Сталкер хлопнул его по плечу и отошел. Что бы это значило? И как там майор? Спросить он так и не смог: горло будто сдавило. Но Максим просто стоял у стальной двери, ему хотелось вернуться назад, на улицу. Туда, где на несколько секунд вдруг возникло ощущение, что он пришел, куда нужно. Здесь все не то. И там тоже. Может, пора прекратить цепляться за прошлое? Но будущее рисовалось весьма туманно и нерадостными красками. Да и не слишком протяженным по времени за все его «художества»: хладнокровное убийство брамина не самого низшего порядка и сожженные документы в Генштабе. Жалел ли он о содеянном? Ни секунды. Тогда в чем он сомневается? Он все сделал правильно. Не сожалеет. Почему же так тяжело на душе? Почему он боится отклеиться от выхода, как будто его что-то держит? Прошлое зачеркнуто, будущего не видать, но остался сегодняшний день. Теперь он понял, почему так и не прижился на Китай-городе: там эту простую мысль про сегодняшний день уяснили давным-давно, а он все никак разобраться не мог… Как все просто!
– Что случилось наверху? Куда вы ходили с Ильиным? Как погибла группа? – чеканил, как по написанному, кшатрий в звании полковника.
Лицо его казалось смутно знакомым, но военный, вопреки обычаю, не представился. Недовольный и уставший, он хмуро смотрел на Максима, которого только что привели на допрос. Проведя остаток ночи в тюремной камере, где было хотя бы тепло и сухо, Белявский успел отдохнуть и собраться с мыслями. И молчал. Как говорили: смерть одного – трагедия, смерть многих – статистика. Никогда не понимал этого, но теперь допер: потеря Липенко – точно не трагедия, а вот выживи он – и считали бы скоро статистику!
Опять задумался… А ведь военный ждет ответа.

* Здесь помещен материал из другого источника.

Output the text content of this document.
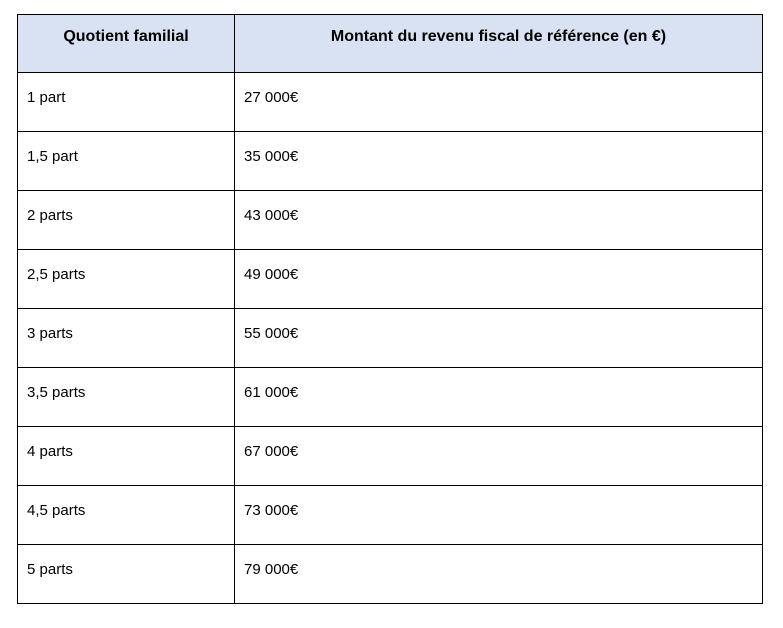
Quotient familial	Montant du revenu fiscal de référence (en €)
1 part	27 000€
1,5 part	35 000€
2 parts	43 000€
2,5 parts	49 000€
3 parts	55 000€
3,5 parts	61 000€
4 parts	67 000€
4,5 parts	73 000€
5 parts	79 000€
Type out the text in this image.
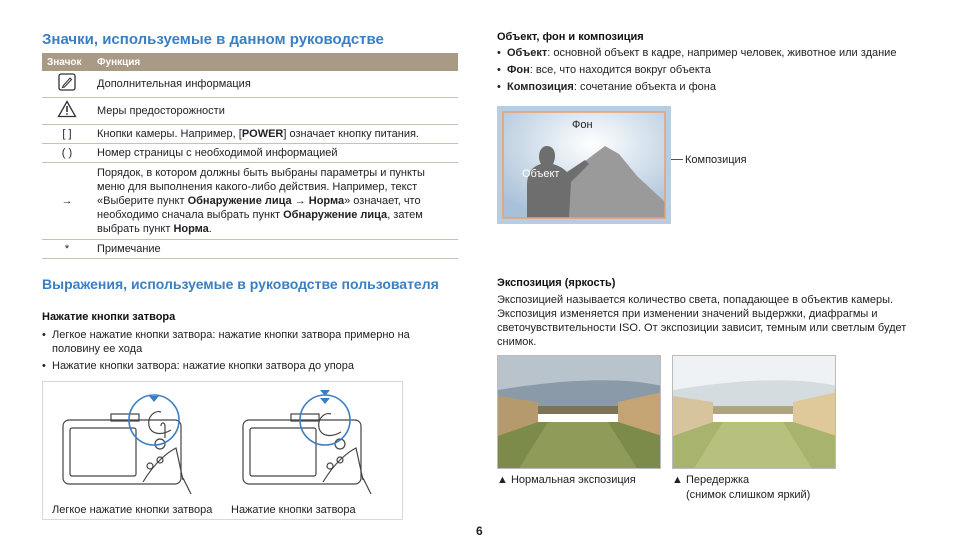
Значки, используемые в данном руководстве
Значок	Функция
	Дополнительная информация
	Меры предосторожности
[ ]	Кнопки камеры. Например, [POWER] означает кнопку питания.
( )	Номер страницы с необходимой информацией
→	Порядок, в котором должны быть выбраны параметры и пункты меню для выполнения какого-либо действия. Например, текст «Выберите пункт Обнаружение лица → Норма» означает, что необходимо сначала выбрать пункт Обнаружение лица, затем выбрать пункт Норма.
*	Примечание
Выражения, используемые в руководстве пользователя
Нажатие кнопки затвора
• Легкое нажатие кнопки затвора: нажатие кнопки затвора примерно на половину ее хода
• Нажатие кнопки затвора: нажатие кнопки затвора до упора
Легкое нажатие кнопки затвора Нажатие кнопки затвора
Объект, фон и композиция
• Объект: основной объект в кадре, например человек, животное или здание
• Фон: все, что находится вокруг объекта
• Композиция: сочетание объекта и фона
Фон
Объект
Композиция
Экспозиция (яркость)
Экспозицией называется количество света, попадающее в объектив камеры. Экспозиция изменяется при изменении значений выдержки, диафрагмы и светочувствительности ISO. От экспозиции зависит, темным или светлым будет снимок.
▲ Нормальная экспозиция	▲ Передержка
(снимок слишком яркий)
6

– Ходили в Генеральный штаб. Василий с напарником погибли еще на пути туда, бандерлоги напали. Архивариус хотел найти там какой-то важный документ. Нашел. И что с ним вдруг случилось… начал стрелять. Ильин как раз спиной повернулся, подлянки не ждал. В него и попали… Я успел из комнаты выскочить.
До этих пор полковник ему верил… Не верил другому: зачем понадобилось Белявскому обратно заскакивать?! Чтобы тут же получить несколько пуль в броник, рискуя собой. Неужели за майором? Что-то не складывается.
– И что он нашел?
– Хрен его знает, бумаги какие-то. Я его почти не знал. Так получилось, что он с моим отцом знаком был. Давно. Можете даже проверить, говорят, у вас там свои архивы какие-то…
– Проверим. Дальше.
– Мы с Липенко разговаривали с Ильиным, он сказал, что организует ходку по этим делам, – коротко рассказывал Максим, стараясь не наболтать лишнего.
– Тебя зачем взяли? Ты же не сталкер.
– Зачем-то взяли. И что? Я должен отвечать за решения майора или за то, что у вашего брамина крыша поехала? Сами разбирайтесь со своими косяками, – хотелось обратно в камеру, там можно было прилечь и молчать, хотя бы еще подумать. К допросу Максим еще не был готов, не успел нарисовать правдоподобную версию событий.
– Что за бумаги? – без особой надежды на ответ спросил полковник.
– А я знаю? Нашли, у кого спросить, – Белявский отвернулся.